Leaderboard harnesses (in-repo):
| Board | Target | Adapter | State |
|---|---|---|---|
| VSI-Bench | visual-spatial world-model QA | vsi_bench_eval.py |
ready; rank NOT-RUN |
| VBench | text-to-video generation | vbench_eval.py |
pending trained DiT |
| BFCL | CORE agentic tool-calling | bfcl_run.py |
ready; rank NOT-RUN |
External simulator leaderboards (nuScenes / CARLA / Waymo / HumanoidBench / Flightmare) require their own datasets and harnesses and are reported as NOT-RUN until scored.
Intended use
- Observe-and-advise perception, world-modelling and decision support with a human in the loop.
- Humanitarian and civil-protection response: aerial survey, access-route mapping, search-and-locate support, and coordinated movement of aid, with human authorisation for any consequential action.
- Research on sovereign, efficient, multi-capability world models (Built to run on a single DGX Spark GB10 node).
- Robotics / ISR situational awareness where a human authorises any consequential action.
Out of scope / prohibited
- Any weapon system, target selection, fire-control, or autonomous kill-chain (Strike = 0).
- Autonomous physical action without human confirmation.
- Identifying or profiling private individuals without consent (the
faceweight is consent-gated).
Limitations
- T2V scale. MOTHER T2V is a ~0.85B latent generator (118M VAE + 734M DiT) trained on ~13k clips on a single GPU. It produces temporally-coherent video; it is not a frontier-scale generator, and the DiT stage is not yet trained.
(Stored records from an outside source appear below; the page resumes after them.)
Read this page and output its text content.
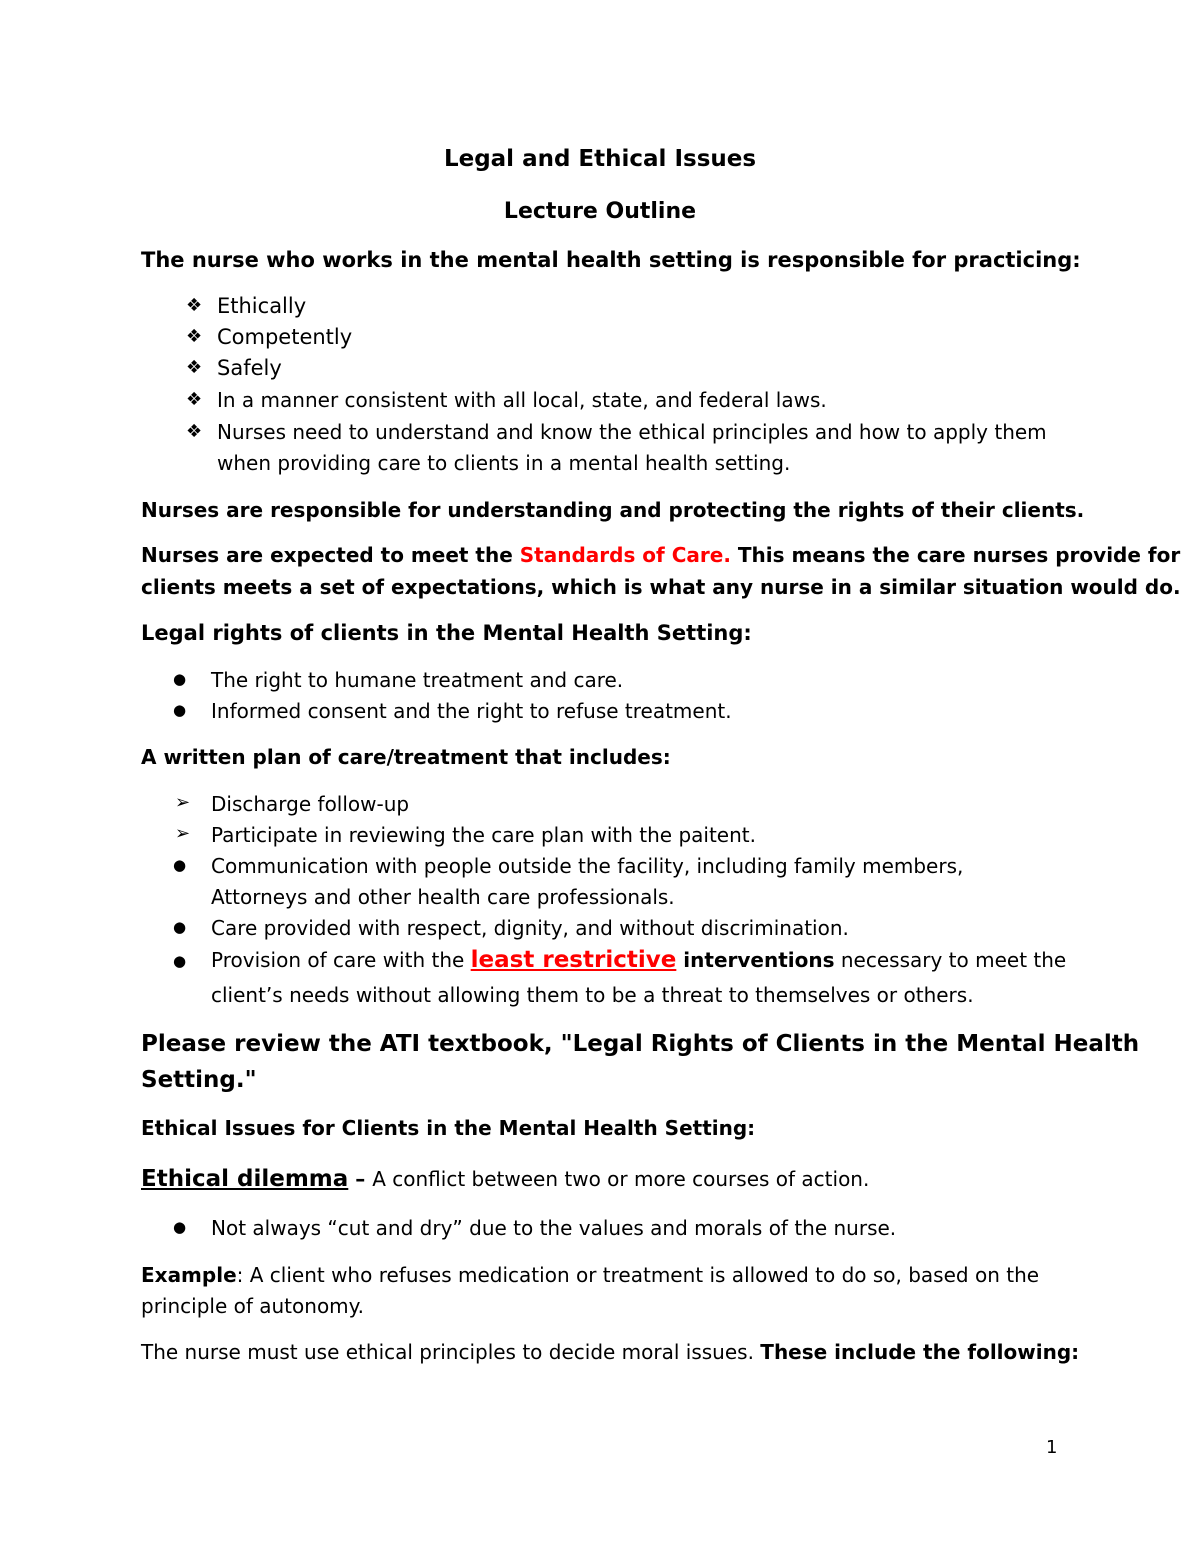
Legal and Ethical Issues
Lecture Outline
The nurse who works in the mental health setting is responsible for practicing:
❖ Ethically
❖ Competently
❖ Safely
❖ In a manner consistent with all local, state, and federal laws.
❖ Nurses need to understand and know the ethical principles and how to apply them
when providing care to clients in a mental health setting.
Nurses are responsible for understanding and protecting the rights of their clients.
Nurses are expected to meet the Standards of Care. This means the care nurses provide for
clients meets a set of expectations, which is what any nurse in a similar situation would do.
Legal rights of clients in the Mental Health Setting:
● The right to humane treatment and care.
● Informed consent and the right to refuse treatment.
A written plan of care/treatment that includes:
➢ Discharge follow-up
➢ Participate in reviewing the care plan with the paitent.
● Communication with people outside the facility, including family members,
Attorneys and other health care professionals.
● Care provided with respect, dignity, and without discrimination.
● Provision of care with the least restrictive interventions necessary to meet the
client’s needs without allowing them to be a threat to themselves or others.
Please review the ATI textbook, "Legal Rights of Clients in the Mental Health
Setting."
Ethical Issues for Clients in the Mental Health Setting:
Ethical dilemma – A conflict between two or more courses of action.
● Not always “cut and dry” due to the values and morals of the nurse.
Example: A client who refuses medication or treatment is allowed to do so, based on the
principle of autonomy.
The nurse must use ethical principles to decide moral issues. These include the following:
1
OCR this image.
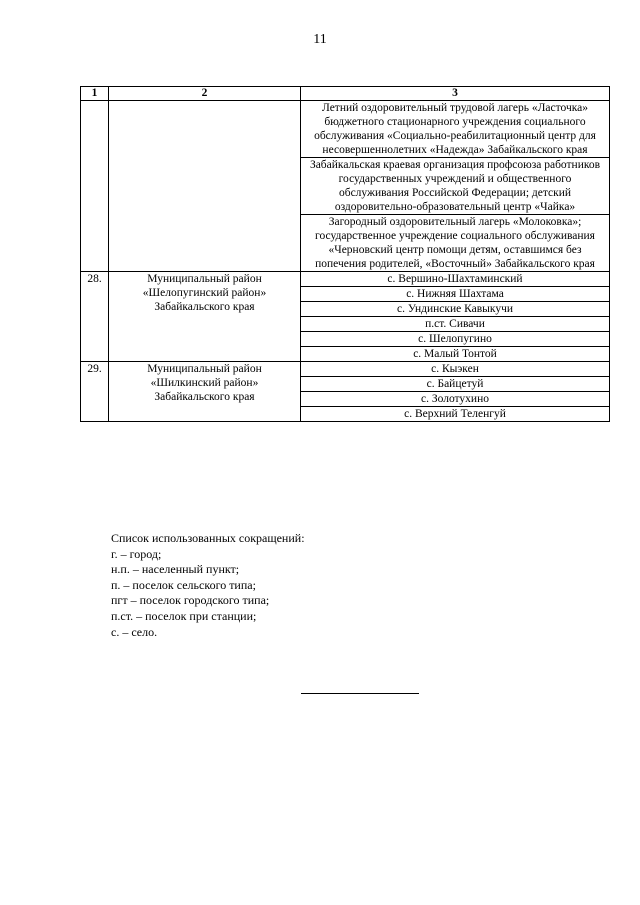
11
1	2	3
		Летний оздоровительный трудовой лагерь «Ласточка» бюджетного стационарного учреждения социального обслуживания «Социально-реабилитационный центр для несовершеннолетних «Надежда» Забайкальского края
		Забайкальская краевая организация профсоюза работников государственных учреждений и общественного обслуживания Российской Федерации; детский оздоровительно-образовательный центр «Чайка»
		Загородный оздоровительный лагерь «Молоковка»; государственное учреждение социального обслуживания «Черновский центр помощи детям, оставшимся без попечения родителей, «Восточный» Забайкальского края
28.	Муниципальный район «Шелопугинский район» Забайкальского края	с. Вершино-Шахтаминский
		с. Нижняя Шахтама
		с. Ундинские Кавыкучи
		п.ст. Сивачи
		с. Шелопугино
		с. Малый Тонтой
29.	Муниципальный район «Шилкинский район» Забайкальского края	с. Кыэкен
		с. Байцетуй
		с. Золотухино
		с. Верхний Теленгуй
Список использованных сокращений:
г. – город;
н.п. – населенный пункт;
п. – поселок сельского типа;
пгт – поселок городского типа;
п.ст. – поселок при станции;
с. – село.
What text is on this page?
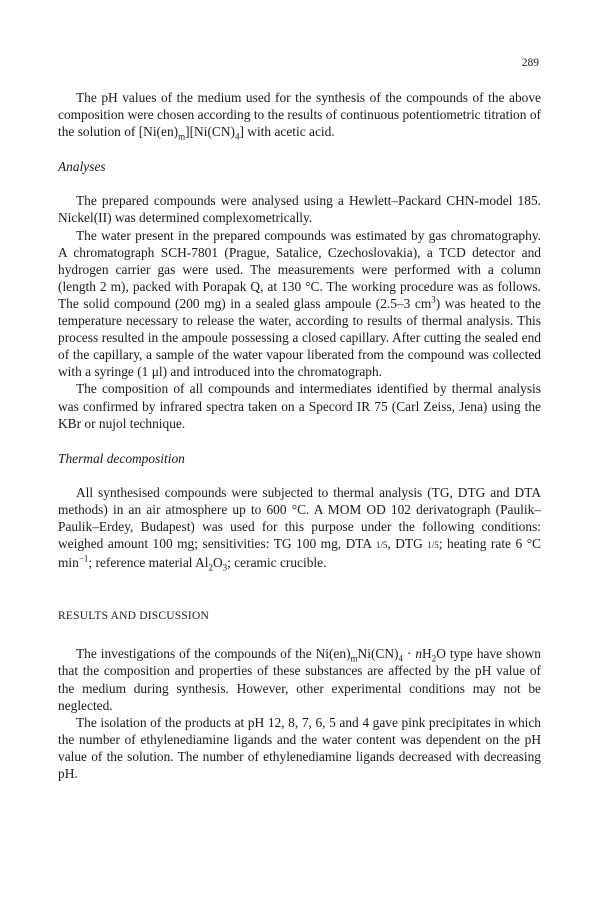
289

The pH values of the medium used for the synthesis of the compounds of the above composition were chosen according to the results of continuous potentiometric titration of the solution of $[Ni(en)_m][Ni(CN)_4]$ with acetic acid.

Analyses

The prepared compounds were analysed using a Hewlett–Packard CHN-model 185. Nickel(II) was determined complexometrically.

The water present in the prepared compounds was estimated by gas chromatography. A chromatograph SCH-7801 (Prague, Satalice, Czechoslovakia), a TCD detector and hydrogen carrier gas were used. The measurements were performed with a column (length 2 m), packed with Porapak Q, at 130 °C. The working procedure was as follows. The solid compound (200 mg) in a sealed glass ampoule (2.5–3 $cm^3$) was heated to the temperature necessary to release the water, according to results of thermal analysis. This process resulted in the ampoule possessing a closed capillary. After cutting the sealed end of the capillary, a sample of the water vapour liberated from the compound was collected with a syringe (1 μl) and introduced into the chromatograph.

The composition of all compounds and intermediates identified by thermal analysis was confirmed by infrared spectra taken on a Specord IR 75 (Carl Zeiss, Jena) using the KBr or nujol technique.

Thermal decomposition

All synthesised compounds were subjected to thermal analysis (TG, DTG and DTA methods) in an air atmosphere up to 600 °C. A MOM OD 102 derivatograph (Paulik–Paulik–Erdey, Budapest) was used for this purpose under the following conditions: weighed amount 100 mg; sensitivities: TG 100 mg, DTA 1/5, DTG 1/5; heating rate 6 °C $\min^{-1}$; reference material $Al_2O_3$; ceramic crucible.

RESULTS AND DISCUSSION

The investigations of the compounds of the $Ni(en)_mNi(CN)_4 \cdot nH_2O$ type have shown that the composition and properties of these substances are affected by the pH value of the medium during synthesis. However, other experimental conditions may not be neglected.

The isolation of the products at pH 12, 8, 7, 6, 5 and 4 gave pink precipitates in which the number of ethylenediamine ligands and the water content was dependent on the pH value of the solution. The number of ethylenediamine ligands decreased with decreasing pH.
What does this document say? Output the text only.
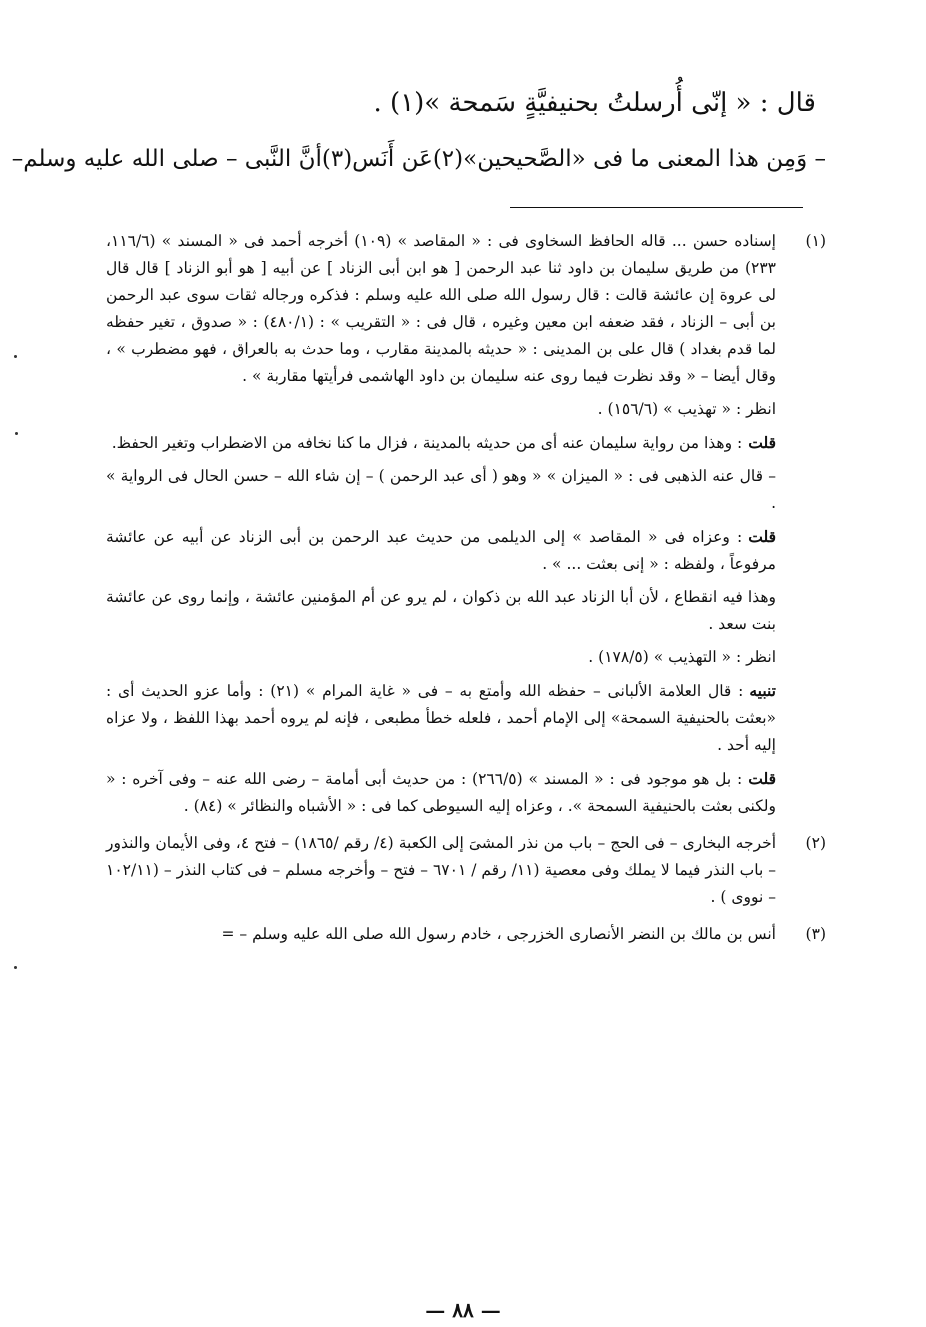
قال : « إنّى أُرسلتُ بحنيفيَّةٍ سَمحة »(١) .
– وَمِن هذا المعنى ما فى «الصَّحيحين»(٢)عَن أَنَس(٣)أنَّ النَّبى – صلى الله عليه وسلم–
(١)

إسناده حسن ... قاله الحافظ السخاوى فى : « المقاصد » (١٠٩) أخرجه أحمد فى « المسند » (١١٦/٦، ٢٣٣) من طريق سليمان بن داود ثنا عبد الرحمن [ هو ابن أبى الزناد ] عن أبيه [ هو أبو الزناد ] قال قال لى عروة إن عائشة قالت : قال رسول الله صلى الله عليه وسلم : فذكره ورجاله ثقات سوى عبد الرحمن بن أبى – الزناد ، فقد ضعفه ابن معين وغيره ، قال فى : « التقريب » : (٤٨٠/١) : « صدوق ، تغير حفظه لما قدم بغداد ) قال على بن المدينى : « حديثه بالمدينة مقارب ، وما حدث به بالعراق ، فهو مضطرب » ، وقال أيضا – « وقد نظرت فيما روى عنه سليمان بن داود الهاشمى فرأيتها مقاربة » .

انظر : « تهذيب » (١٥٦/٦) .

قلت: وهذا من رواية سليمان عنه أى من حديثه بالمدينة ، فزال ما كنا نخافه من الاضطراب وتغير الحفظ.

– قال عنه الذهبى فى : « الميزان » « وهو ( أى عبد الرحمن ) – إن شاء الله – حسن الحال فى الرواية » .

قلت: وعزاه فى « المقاصد » إلى الديلمى من حديث عبد الرحمن بن أبى الزناد عن أبيه عن عائشة مرفوعاً ، ولفظه : « إنى بعثت ... » .

وهذا فيه انقطاع ، لأن أبا الزناد عبد الله بن ذكوان ، لم يرو عن أم المؤمنين عائشة ، وإنما روى عن عائشة بنت سعد .

انظر : « التهذيب » (١٧٨/٥) .

تنبيه: قال العلامة الألبانى – حفظه الله وأمتع به – فى « غاية المرام » (٢١) : وأما عزو الحديث أى : «بعثت بالحنيفية السمحة» إلى الإمام أحمد ، فلعله خطأ مطبعى ، فإنه لم يروه أحمد بهذا اللفظ ، ولا عزاه إليه أحد .

قلت: بل هو موجود فى : « المسند » (٢٦٦/٥) : من حديث أبى أمامة – رضى الله عنه – وفى آخره : « ولكنى بعثت بالحنيفية السمحة ». ، وعزاه إليه السيوطى كما فى : « الأشباه والنظائر » (٨٤) .

(٢)

أخرجه البخارى – فى الحج – باب من نذر المشىَ إلى الكعبة (٤/ رقم /١٨٦٥) – فتح ٤، وفى الأيمان والنذور – باب النذر فيما لا يملك وفى معصية (١١/ رقم / ٦٧٠١ – فتح – وأخرجه مسلم – فى كتاب النذر – (١٠٢/١١ – نووى ) .

(٣)

أنس بن مالك بن النضر الأنصارى الخزرجى ، خادم رسول الله صلى الله عليه وسلم – =

— ٨٨ —
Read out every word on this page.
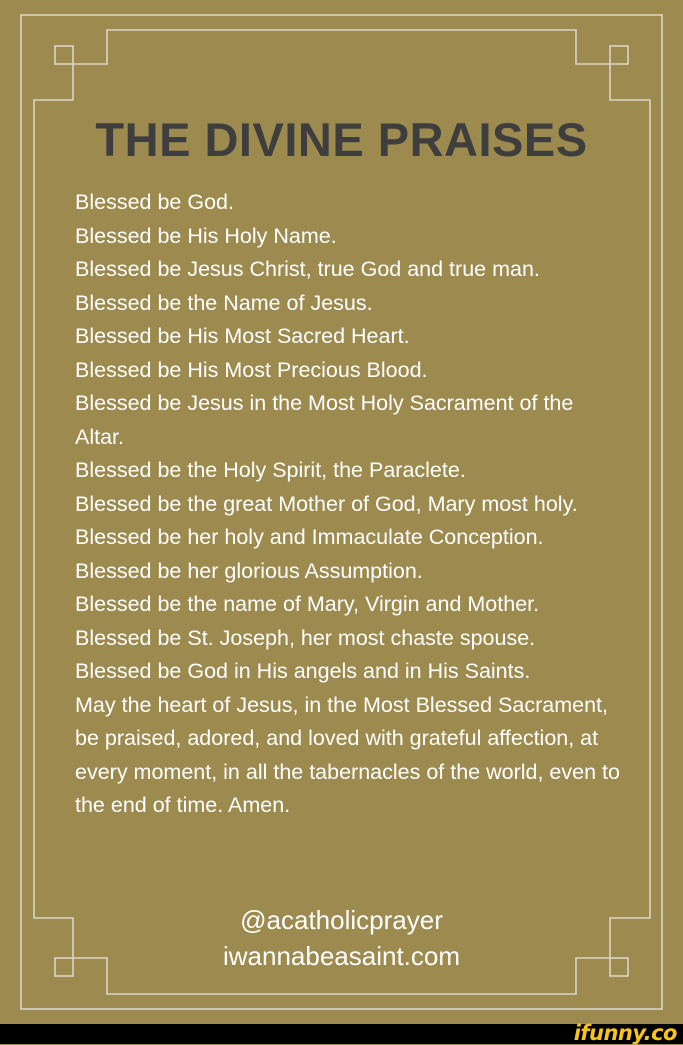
THE DIVINE PRAISES
Blessed be God.
Blessed be His Holy Name.
Blessed be Jesus Christ, true God and true man.
Blessed be the Name of Jesus.
Blessed be His Most Sacred Heart.
Blessed be His Most Precious Blood.
Blessed be Jesus in the Most Holy Sacrament of the Altar.
Blessed be the Holy Spirit, the Paraclete.
Blessed be the great Mother of God, Mary most holy.
Blessed be her holy and Immaculate Conception.
Blessed be her glorious Assumption.
Blessed be the name of Mary, Virgin and Mother.
Blessed be St. Joseph, her most chaste spouse.
Blessed be God in His angels and in His Saints.
May the heart of Jesus, in the Most Blessed Sacrament, be praised, adored, and loved with grateful affection, at every moment, in all the tabernacles of the world, even to the end of time. Amen.
@acatholicprayer
iwannabeasaint.com
ifunny.co
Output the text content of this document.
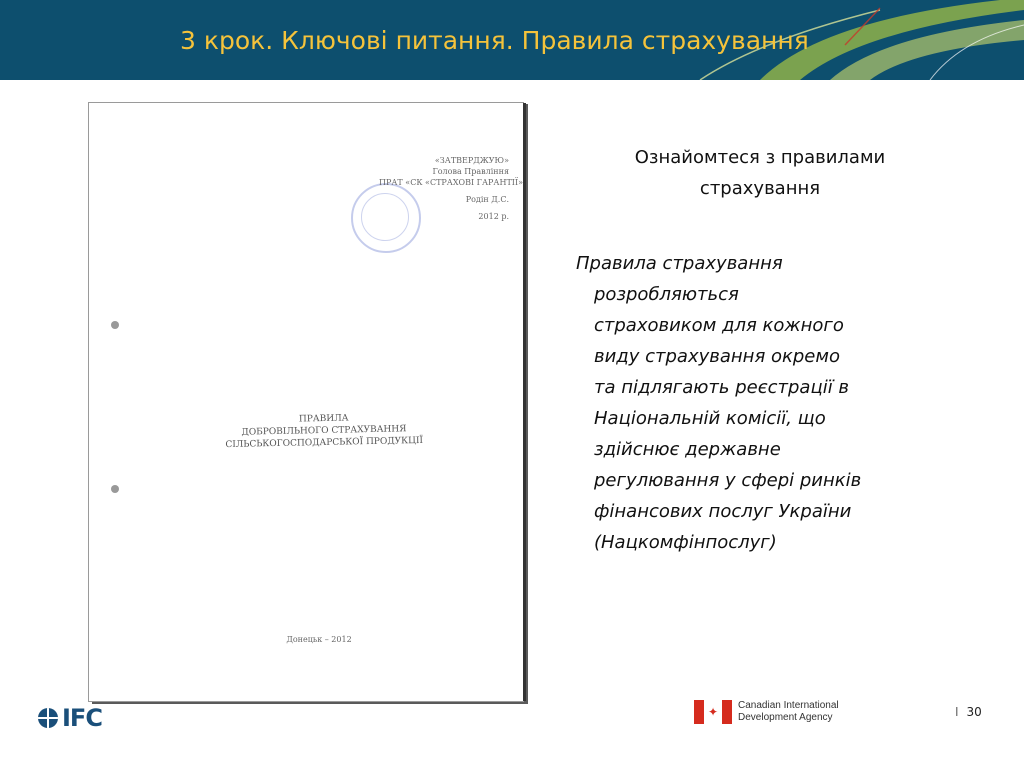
3 крок. Ключові питання. Правила страхування
«ЗАТВЕРДЖУЮ»
Голова Правління
ПРАТ «СК «СТРАХОВІ ГАРАНТІЇ»
Родін Д.С.
2012 р.
ПРАВИЛА
ДОБРОВІЛЬНОГО СТРАХУВАННЯ
СІЛЬСЬКОГОСПОДАРСЬКОЇ ПРОДУКЦІЇ
Донецьк – 2012
Ознайомтеся з правилами
страхування
Правила страхування
розробляються
страховиком для кожного
виду страхування окремо
та підлягають реєстрації в
Національній комісії, що
здійснює державне
регулювання у сфері ринків
фінансових послуг України
(Нацкомфінпослуг)
IFC	✦ Canadian International
Development Agency	I 30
- Memory recall. The SPI memory head retrieves distinct content reliably but is soft on near-duplicate discrimination (retrieval anisotropy). It functions as associative recall, not exact key-value lookup. The step-1500 checkpoint is the locked head.
- Driving / flight. Driving is trained on real KITTI ego-motion and is retraining on the expanded
150-drive corpus. Flight is fine-tuning on EuRoC MAV dynamics. A Blackbird rotor-command control
head (
flight_bc) is implemented but not yet trained. All three are observe-and-advise, with no control authority. - Expression measured ~0.63 on a train-distribution FER set (rare classes rescued via balanced sampling); the held-out figure is reported at the next full eval.
- This is a world model with a reasoning/decision head, not a general chatbot or LLM product.
Safety
- Strike = 0 across flight / driving / humanoid — enforced by posture and a deterministic Guardian refusal gate in the reasoning path (refuses target selection / fire-control / kill-chains).
- Human-in-the-loop for any consequential or physical action.
- Consent-gated identity handling; expression ≠ identity recognition.
Attribution & sovereignty
MOTHER CORE-7B and MOTHER DeepVision are MSAI's sovereign backbones. MOTHER T2V is a sovereign latent video-diffusion stack built from MSAI components (no third-party video model is shipped). Training corpora retain their original licences (COCO, RarePlanes, LVIS, KITTI, EuRoC MAV, RAVDESS, CREMA-D, LibriSpeech, Open-X Embodiment, ego-exo4d, OpenVid) and are credited to their authors.
Citation
@software{msai_mother_exo_2026,
title = {MOTHER EXO: A Sovereign Observe-and-Advise World Model},
author = {Media Stream AI (MSAI)},
year = {2026},
url = {https://huggingface.co/MediaStreamAI/MOTHER_EXO},
note = {Gated release. Observe-and-advise; Strike = 0.}
}
Released by MSAI as MediaStreamAI/MOTHER_EXO under a gated, manual-approval licence. Access implies
acceptance of the Strike = 0 / non-weaponisation and human-in-the-loop terms above.